As "usr" said: back to the basics if you want raw performance. Also taking into account that the "A" values can start at an index > 0:

var startRow = -1; // "row" in the new array.
var endRow = -1;

var match = "D";

for (int i = 0; i < arr.GetLength(1); i++)
{
    if (startRow == -1 && arr[0,i] == match) startRow = i;
    if (startRow > -1 && arr[0,i] == match) endRow = i + 1;
}

var columns = arr.GetLength(0);
var transp = new String[endRow - startRow,columns]; // transposed array

for (int i = startRow; i < endRow; i++)
{
    for (int j = 0; j < columns; j++)
    {
        transp[i - startRow,j] = arr[j,i];
    }
}

Initializing the new array first (and then setting the "cell values) is the main performance boost.

Question 2

I like to approach these kinds of algorithms in a way that my code ends up being self-documenting.
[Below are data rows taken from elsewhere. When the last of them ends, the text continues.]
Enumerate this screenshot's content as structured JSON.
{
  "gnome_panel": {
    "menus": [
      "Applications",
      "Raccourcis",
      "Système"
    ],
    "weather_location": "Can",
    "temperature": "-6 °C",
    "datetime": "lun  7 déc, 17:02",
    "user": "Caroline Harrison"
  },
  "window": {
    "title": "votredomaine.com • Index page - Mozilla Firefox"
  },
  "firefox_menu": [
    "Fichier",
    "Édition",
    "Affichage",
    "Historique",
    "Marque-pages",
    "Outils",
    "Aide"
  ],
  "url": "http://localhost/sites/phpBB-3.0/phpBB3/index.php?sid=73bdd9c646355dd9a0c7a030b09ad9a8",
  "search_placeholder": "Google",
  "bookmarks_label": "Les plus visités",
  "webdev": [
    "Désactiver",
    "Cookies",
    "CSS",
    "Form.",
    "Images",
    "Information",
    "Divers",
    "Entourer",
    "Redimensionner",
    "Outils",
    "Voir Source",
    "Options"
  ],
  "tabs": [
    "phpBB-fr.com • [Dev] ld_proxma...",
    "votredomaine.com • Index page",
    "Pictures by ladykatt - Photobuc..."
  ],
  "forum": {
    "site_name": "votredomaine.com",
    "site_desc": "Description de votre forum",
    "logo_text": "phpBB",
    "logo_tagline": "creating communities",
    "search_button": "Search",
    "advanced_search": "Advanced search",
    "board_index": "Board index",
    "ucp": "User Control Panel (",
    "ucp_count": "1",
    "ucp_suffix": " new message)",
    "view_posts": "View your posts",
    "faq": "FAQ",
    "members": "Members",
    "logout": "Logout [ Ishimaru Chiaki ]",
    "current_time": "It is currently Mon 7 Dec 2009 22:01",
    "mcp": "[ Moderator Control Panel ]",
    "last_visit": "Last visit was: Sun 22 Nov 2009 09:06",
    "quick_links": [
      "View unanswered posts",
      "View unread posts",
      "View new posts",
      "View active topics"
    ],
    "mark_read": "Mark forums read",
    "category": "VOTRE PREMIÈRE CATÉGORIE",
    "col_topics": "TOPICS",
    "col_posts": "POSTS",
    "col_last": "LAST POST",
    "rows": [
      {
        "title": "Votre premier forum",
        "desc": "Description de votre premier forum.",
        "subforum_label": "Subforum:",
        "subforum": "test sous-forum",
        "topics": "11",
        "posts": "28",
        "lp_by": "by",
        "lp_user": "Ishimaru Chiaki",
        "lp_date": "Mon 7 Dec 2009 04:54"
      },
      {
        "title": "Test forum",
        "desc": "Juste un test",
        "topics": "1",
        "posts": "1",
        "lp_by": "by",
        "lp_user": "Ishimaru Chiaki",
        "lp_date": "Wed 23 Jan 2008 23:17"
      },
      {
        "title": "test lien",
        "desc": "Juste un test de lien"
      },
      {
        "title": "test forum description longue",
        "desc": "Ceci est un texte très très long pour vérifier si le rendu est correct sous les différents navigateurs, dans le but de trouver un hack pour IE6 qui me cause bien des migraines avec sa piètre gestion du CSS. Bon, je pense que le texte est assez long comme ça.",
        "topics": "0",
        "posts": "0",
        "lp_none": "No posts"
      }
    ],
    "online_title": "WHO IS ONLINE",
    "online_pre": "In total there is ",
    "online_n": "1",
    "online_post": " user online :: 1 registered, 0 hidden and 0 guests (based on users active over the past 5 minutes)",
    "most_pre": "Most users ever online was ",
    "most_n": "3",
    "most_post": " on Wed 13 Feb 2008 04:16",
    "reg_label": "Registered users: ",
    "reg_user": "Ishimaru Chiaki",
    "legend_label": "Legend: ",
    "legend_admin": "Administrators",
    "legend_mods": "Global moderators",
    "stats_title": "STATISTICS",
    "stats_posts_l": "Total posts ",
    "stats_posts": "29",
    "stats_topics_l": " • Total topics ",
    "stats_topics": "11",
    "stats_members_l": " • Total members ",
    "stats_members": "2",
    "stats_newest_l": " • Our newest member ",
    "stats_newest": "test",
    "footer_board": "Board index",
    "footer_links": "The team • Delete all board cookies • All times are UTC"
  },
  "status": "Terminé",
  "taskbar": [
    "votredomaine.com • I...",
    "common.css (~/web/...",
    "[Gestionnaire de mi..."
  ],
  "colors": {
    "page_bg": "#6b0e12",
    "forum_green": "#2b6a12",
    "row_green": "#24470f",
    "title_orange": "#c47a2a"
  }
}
Usually, describing the algorithm with your code, and not bloating it with code features, tends to produce pretty good results.

var matchingValues =
    from index in Enumerable.Range(0, arr.GetLength(1))
    where arr[0, index] == "A"
    select Tuple.Create(arr[1, index], arr[2, index]);

Which corresponds to:

// find the tuples produced by
//     mapping along one length of an array with an index
//     filtering those items whose 0th item on the indexed dimension is A"
//     reducing index into the non-0th elements on the indexed dimension

This should parallelize extremely well, as long as you keep to the simple "map, filter, reduce" paradigm and refrain from introducing side-effects.

Edit:

In order to return an arbitrary collection of the columns associated with an "A", you can:

var targetValues = new int[] { 1, 2, 4, 10 };
var matchingValues =
    from index in Enumerable.Range(0, arr.GetLength(1))
    where arr[0, index] == "A"
    select targetValues.Select(x => arr[x, index]).ToArray();

To make it a complete collection, simply use:

var targetValues = Enumerable.Range(1, arr.GetLength(0) - 1).ToArray();